Retrait précipité?

Comme je le signalais précédemment, la tenue des élections provinciales semble être devenue une raison suffisante pour accélérer le retrait des troupes pour le Président OBAMA.

Le terrain est glissant pour de nombreuses raisons. Mais une information récente montre que le général PETRAEUS ainsi que Robert GATES auraient tenté de persuader le nouveau titulaire de la Maison Blanche de ne pas donner suite à sa promesse de campagne d’un retrait en 16 mois, hâtivement rebaptisé « retrait responsable ». Celui-ci aurait affirmé ne pas être convaincu par l’argumentation du CENTCOM.

Depuis, plusieurs indices suggèrent que l’opposition au Commandant en Chef sur ce sujet risque de croître. Dans une interview donnée le 29 janvier au New York Times, Raymond ODIERNO, actuel commandant de la MNF-Irak, avait indiqué qu’il prévoyait un plan plus lent que celui du Président (soulignant que celui-ci avait indiqué qu’il était ouvert à toutes les alternatives, ce qui ne semble peut-être pas autant le cas…). Le 21 janvier, l’ancien Vice-chef d’Etat-major de l’Army Jack KEANE, un des artisans de la campagne menée auprès de l’Administration BUSH pour le « sursaut » et la nomination de PETRAEUS, déclarait lors d’une interview télévisée combien ce retrait dans les 16 mois était risqué.

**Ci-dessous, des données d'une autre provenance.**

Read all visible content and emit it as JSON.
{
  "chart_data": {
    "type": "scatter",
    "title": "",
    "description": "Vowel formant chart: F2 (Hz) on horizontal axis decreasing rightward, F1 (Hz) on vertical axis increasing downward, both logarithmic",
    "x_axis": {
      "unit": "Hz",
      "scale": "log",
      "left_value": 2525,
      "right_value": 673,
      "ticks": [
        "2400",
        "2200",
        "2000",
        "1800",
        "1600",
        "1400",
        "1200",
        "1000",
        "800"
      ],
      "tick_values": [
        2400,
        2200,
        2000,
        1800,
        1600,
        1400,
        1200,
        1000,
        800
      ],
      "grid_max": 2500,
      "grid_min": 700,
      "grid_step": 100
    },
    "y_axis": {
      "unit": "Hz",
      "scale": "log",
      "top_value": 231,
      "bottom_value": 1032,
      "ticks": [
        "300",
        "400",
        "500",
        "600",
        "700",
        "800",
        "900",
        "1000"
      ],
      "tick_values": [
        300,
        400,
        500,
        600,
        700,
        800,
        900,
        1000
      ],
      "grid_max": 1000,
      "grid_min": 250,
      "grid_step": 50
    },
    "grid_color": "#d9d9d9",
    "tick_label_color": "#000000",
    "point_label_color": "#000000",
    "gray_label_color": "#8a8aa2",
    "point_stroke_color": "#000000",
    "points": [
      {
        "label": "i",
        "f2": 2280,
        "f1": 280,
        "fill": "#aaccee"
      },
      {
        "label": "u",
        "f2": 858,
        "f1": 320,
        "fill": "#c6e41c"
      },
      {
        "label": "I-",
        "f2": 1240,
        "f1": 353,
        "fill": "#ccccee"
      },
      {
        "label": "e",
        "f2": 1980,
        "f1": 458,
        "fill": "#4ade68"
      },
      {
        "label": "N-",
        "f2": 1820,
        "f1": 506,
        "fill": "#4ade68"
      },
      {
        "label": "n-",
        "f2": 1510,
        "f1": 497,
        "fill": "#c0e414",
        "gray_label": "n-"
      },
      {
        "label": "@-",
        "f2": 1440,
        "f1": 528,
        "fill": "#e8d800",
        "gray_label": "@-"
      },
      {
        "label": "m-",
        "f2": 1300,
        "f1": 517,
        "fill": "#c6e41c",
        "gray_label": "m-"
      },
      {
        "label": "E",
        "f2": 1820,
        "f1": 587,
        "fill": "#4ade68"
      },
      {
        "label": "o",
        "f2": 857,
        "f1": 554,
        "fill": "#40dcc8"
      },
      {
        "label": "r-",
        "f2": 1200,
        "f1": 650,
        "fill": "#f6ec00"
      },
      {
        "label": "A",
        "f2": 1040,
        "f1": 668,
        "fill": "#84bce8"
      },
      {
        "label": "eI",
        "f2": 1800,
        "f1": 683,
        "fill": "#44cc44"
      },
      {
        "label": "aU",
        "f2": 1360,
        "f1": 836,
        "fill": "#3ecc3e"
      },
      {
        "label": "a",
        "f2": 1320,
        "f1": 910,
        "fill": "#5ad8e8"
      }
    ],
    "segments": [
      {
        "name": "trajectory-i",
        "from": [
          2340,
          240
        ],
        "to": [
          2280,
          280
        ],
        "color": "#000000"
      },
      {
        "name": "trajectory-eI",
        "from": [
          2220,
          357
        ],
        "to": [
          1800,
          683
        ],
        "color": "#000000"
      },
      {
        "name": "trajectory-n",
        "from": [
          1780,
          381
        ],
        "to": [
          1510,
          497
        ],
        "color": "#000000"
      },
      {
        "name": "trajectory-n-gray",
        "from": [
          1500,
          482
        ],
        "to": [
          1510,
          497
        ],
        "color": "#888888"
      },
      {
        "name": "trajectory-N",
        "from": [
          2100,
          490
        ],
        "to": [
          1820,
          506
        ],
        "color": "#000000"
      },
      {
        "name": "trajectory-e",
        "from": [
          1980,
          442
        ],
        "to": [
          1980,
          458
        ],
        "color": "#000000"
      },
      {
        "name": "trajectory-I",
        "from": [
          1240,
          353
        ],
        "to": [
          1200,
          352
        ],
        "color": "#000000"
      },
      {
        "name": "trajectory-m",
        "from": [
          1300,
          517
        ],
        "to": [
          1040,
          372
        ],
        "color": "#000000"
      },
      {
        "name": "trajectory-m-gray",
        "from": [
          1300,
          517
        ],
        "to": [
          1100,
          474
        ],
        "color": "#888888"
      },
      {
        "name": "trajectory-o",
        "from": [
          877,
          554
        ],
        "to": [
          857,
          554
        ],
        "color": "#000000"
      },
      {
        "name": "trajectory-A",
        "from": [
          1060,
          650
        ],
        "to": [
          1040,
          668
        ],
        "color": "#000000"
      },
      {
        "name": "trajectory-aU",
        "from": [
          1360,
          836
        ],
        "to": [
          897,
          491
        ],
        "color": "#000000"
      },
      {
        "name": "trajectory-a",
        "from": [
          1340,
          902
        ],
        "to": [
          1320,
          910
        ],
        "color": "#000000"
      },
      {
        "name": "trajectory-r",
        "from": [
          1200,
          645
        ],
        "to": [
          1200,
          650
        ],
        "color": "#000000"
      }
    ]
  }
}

Dans un précédent billet, j’indiquais que le Président avançait prudemment dans sa décision, ce qui me semblait suggérer soit du pragmatisme quant à la situation en Irak, soit une excessive méfiance vis à vis de la réaction de PETRAEUS. Par ailleurs, je donnais quelques pistes, notamment sur les relations civilo-militaires. On voit bien ici sur quels présupposés se basent les militaires: officiellement, leur rôle est de conseiller le pouvoir civil, en subordination de celui-ci, alors qu’en réalité, la séparation des deux sphères obéit à une logique jominienne typique de l’Army. Pour mieux le dire, la hantise de « l’abandon de poste » (dereliction of duty) comme au Vietnam (affaire qui constitue la thèse principale d’un livre du colonel McMASTER paru en 1998, lui-même un partisan et praticien de la contre-insurrection, notamment à Tal Afar) les pousse à accentuer cette vision de leur rôle de conseiller .  Ce professionalisme peut aussi bien légitimer un rôle subordonné limité au conseil qu’un rôle plus actif de monopole de l’expertise -et in fine de la décision- militaire.. 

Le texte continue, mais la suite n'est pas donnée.